International Association for Cryptologic Research

International Association
for Cryptologic Research

IACR News item: 17 November 2022

Arghya Bhattacharjee, Avik Chakraborti, Nilanjan Datta, Cuauhtemoc Mancillas-López, Mridul Nandi
ePrint Report ePrint Report
This paper analyses the lightweight, sponge-based NAEAD mode $\textsf{ISAP}$, one of the finalists of the NIST Lightweight Cryptography (LWC) standardisation project, that achieves high-throughput with inherent protection against differential power analysis (DPA). We observe that $\textsf{ISAP}$ requires $256$-bit capacity in the authentication module to satisfy the NIST LWC security criteria. In this paper, we study the analysis carefully and observe that this is primarily due to the collision in the associated data part of the hash function which can be used in the forgery of the mode. However, the same is not applicable to the ciphertext part of the hash function because a collision in the ciphertext part does not always lead to a forgery.

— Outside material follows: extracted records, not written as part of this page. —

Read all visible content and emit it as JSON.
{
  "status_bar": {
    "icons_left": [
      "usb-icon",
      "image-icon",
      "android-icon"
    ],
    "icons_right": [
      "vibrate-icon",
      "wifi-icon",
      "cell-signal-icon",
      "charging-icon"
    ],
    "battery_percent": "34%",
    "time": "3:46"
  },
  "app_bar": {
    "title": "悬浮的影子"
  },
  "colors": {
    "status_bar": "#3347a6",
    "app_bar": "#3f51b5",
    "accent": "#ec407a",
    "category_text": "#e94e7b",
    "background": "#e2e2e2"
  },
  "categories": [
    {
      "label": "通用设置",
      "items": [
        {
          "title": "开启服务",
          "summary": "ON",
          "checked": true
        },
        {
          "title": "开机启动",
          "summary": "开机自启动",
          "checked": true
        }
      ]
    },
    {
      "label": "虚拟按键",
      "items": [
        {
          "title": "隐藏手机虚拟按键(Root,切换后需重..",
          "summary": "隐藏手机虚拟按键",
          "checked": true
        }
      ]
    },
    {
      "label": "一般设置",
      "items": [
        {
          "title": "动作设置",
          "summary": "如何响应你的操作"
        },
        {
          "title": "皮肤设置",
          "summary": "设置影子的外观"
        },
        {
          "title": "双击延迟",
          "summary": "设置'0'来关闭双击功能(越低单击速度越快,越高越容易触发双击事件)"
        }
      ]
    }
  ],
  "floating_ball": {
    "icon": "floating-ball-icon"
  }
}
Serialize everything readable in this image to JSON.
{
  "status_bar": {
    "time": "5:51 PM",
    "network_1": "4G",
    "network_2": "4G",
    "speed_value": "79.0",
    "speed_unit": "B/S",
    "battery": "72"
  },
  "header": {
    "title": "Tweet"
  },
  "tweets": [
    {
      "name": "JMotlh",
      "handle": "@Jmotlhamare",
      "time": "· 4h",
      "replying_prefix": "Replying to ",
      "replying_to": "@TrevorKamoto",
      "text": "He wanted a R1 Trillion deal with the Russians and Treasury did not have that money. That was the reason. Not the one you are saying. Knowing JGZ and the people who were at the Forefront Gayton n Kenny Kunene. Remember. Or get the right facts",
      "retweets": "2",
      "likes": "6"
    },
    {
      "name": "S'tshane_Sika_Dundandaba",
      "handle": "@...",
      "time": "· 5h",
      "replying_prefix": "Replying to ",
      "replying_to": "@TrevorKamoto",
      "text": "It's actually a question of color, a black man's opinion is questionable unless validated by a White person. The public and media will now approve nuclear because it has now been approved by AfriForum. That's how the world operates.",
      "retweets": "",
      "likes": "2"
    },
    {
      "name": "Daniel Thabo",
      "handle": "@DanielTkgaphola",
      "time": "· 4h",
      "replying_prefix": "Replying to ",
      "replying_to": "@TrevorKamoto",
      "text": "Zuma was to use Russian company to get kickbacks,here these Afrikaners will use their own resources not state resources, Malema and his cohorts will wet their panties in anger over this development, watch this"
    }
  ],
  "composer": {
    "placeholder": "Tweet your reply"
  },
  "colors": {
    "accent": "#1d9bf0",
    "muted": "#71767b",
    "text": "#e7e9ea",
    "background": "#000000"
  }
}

In this context, we define a new security notion, named $\textsf{2PI+}$ security, which is a strictly stronger notion than the collision security, and show that the security of a class of encrypt-then-hash based MAC type of authenticated encryptions, that includes $\textsf{ISAP}$, reduces to the $\textsf{2PI+}$ security of the underlying hash function used in the authentication module. Next we investigate and observe that a feed-forward variant of the generic sponge hash achieves better $\textsf{2PI+}$ security as compared to the generic sponge hash. We use this fact to present a close variant of $\textsf{ISAP}$, named $\textsf{ISAP+}$, which is structurally similar to $\textsf{ISAP}$, except that it uses the feed-forward variant of the generic sponge hash in the authentication module. This improves the overall security of the mode, and hence we can set the capacity of the ciphertext part to $192$ bits (to achieve a higher throughput) and yet satisfy the NIST LWC security criteria.